3. Agravo regimental provido para dar provimento ao agravo de instrumento.”
(AgRg no Ag 516.378/RS, Rel. Ministro Francisco Peçanha Martins, Rel. P/ Acórdão Ministra Eliana Calmon, Segunda Turma, julgado em 04/04/2006, DJ 02/08/2006, p. 253)"Diante da relevância da tese jurídica, exerço o juízo de retratação, todavia, em face das circunstâncias que envolvem a controvérsia, é temerário o juízo de admissibilidade do especial por ora.
Diante disso, com base no artigo 34, inciso VII, do Regimento Interno do Superior Tribunal de Justiça, e para melhor exame do objeto do recurso, dou provimento ao presente agravo de instrumento, para determinar a subida do recurso especial, sem prejuízo de novo exame acerca de seu cabimento, a ser realizado no momento processual oportuno."

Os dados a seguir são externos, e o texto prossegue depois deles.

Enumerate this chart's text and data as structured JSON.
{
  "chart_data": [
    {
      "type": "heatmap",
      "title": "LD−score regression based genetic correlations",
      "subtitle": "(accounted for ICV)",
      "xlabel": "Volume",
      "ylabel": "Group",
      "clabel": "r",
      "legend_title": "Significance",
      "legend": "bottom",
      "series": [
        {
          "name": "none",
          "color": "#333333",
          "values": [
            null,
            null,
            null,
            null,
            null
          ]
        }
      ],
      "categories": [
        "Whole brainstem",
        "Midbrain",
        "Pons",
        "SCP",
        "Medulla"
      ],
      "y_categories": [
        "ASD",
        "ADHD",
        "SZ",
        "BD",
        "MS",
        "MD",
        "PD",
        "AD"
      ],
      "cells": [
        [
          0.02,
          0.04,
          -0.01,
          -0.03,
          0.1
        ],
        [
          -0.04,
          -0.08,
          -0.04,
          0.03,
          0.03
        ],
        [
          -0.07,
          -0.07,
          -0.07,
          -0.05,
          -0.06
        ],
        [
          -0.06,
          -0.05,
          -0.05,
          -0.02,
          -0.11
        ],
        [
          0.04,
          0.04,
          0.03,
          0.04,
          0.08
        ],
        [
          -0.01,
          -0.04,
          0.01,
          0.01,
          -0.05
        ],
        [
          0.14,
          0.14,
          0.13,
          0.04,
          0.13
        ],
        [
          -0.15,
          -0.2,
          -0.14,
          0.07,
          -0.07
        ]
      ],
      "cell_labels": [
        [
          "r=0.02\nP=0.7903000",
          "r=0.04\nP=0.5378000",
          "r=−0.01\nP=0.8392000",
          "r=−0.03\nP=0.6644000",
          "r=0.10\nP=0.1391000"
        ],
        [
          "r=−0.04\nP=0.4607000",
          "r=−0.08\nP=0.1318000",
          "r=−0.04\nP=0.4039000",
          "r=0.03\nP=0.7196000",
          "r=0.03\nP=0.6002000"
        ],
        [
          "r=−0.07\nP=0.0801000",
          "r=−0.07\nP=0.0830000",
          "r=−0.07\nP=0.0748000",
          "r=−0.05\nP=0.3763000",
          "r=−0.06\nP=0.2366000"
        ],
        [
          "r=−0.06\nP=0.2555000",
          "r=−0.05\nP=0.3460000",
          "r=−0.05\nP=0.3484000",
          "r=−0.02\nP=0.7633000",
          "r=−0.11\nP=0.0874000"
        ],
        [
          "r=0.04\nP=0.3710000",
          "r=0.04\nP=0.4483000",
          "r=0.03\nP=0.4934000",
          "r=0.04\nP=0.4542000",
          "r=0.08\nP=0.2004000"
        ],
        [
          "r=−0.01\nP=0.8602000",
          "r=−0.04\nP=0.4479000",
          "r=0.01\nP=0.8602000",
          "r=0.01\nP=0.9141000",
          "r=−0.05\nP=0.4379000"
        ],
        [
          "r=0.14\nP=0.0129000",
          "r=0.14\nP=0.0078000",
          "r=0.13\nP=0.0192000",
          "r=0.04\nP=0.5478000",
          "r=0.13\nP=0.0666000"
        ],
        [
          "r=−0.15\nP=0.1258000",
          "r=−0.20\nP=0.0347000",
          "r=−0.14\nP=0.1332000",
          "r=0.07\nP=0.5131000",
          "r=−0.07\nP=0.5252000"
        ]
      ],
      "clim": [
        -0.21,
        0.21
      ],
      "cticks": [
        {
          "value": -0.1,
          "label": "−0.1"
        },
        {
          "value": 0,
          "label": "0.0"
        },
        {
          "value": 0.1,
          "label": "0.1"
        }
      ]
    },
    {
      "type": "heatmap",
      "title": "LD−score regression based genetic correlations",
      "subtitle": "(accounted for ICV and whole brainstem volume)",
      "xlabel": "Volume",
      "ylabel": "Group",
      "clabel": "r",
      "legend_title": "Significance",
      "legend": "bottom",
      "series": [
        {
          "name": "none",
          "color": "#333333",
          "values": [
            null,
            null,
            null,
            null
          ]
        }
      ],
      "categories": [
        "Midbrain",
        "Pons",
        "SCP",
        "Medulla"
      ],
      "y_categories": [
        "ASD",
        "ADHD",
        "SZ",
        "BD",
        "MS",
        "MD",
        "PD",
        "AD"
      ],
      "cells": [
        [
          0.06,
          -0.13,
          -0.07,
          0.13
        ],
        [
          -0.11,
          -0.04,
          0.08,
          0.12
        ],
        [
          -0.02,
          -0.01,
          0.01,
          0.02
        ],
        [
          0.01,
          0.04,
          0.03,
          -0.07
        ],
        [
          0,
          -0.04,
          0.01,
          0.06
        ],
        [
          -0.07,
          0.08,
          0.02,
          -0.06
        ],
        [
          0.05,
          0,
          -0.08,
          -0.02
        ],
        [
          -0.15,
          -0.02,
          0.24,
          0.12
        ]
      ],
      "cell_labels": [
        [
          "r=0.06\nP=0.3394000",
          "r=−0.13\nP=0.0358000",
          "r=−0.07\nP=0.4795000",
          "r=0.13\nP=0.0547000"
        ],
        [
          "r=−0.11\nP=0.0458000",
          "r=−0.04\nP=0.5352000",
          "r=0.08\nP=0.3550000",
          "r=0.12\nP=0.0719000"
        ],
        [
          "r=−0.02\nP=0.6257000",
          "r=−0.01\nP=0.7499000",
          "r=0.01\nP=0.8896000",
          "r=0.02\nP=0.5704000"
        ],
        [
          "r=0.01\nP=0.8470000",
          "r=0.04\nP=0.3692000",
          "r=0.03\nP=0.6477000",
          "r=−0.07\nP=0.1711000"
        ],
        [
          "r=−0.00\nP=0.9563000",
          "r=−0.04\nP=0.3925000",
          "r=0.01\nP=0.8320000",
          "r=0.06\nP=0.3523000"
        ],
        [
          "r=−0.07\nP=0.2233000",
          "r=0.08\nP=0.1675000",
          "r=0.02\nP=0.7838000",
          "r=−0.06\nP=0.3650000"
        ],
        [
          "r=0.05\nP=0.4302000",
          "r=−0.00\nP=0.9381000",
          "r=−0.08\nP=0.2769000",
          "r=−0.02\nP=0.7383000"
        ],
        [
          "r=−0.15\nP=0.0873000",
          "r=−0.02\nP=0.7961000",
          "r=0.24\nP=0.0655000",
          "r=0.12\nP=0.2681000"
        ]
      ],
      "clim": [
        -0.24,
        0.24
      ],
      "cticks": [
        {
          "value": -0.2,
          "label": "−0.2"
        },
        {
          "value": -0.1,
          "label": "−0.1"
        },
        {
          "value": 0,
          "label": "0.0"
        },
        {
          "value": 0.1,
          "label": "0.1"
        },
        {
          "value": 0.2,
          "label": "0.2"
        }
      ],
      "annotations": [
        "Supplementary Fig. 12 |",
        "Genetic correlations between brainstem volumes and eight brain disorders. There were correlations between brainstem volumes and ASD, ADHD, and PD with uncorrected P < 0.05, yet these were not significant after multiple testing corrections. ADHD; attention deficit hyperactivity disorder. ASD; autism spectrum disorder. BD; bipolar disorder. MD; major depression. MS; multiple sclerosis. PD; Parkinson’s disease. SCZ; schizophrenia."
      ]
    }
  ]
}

(AgRg no Ag 977.697. Trecho de Decisão Monocrática. Rel. Min. Luís Felipe Salomão. Dj 10.02.2010)
“Para melhor exame da matéria suscitada, dada a relevância da tese, bem como a existência de precedente desta Corte em sentido contrário ao acórdão recorrido (REsp 286.514/SP, relator Ministro Aldir Passarinho Junior, Quarta Turma, DJ de 22/10/2007), dou provimento ao agravo, determinando a subida dos autos do recurso especial.”
(Ag 1.190.849. Trecho de Decisão Monocrática. Rel. Min. João Otávio de Noronha. DJ 09.05.2011)
Parece se fortalecer no seio jurídico o entendimento de que a forma importa – e muito –, mas determinados conteúdos importam mais.
Com a aprovação da PEC, a apreciação dos recursos especiais dependeria, além dos requisitos legais preexistentes, de o objeto recursal tratar questão de direito infraconstitucional com repercussão econômica, política, social ou jurídica que – a princípio – simultaneamente extrapolasse o interesse subjetivo das partes envolvidas ou divergisse de súmula.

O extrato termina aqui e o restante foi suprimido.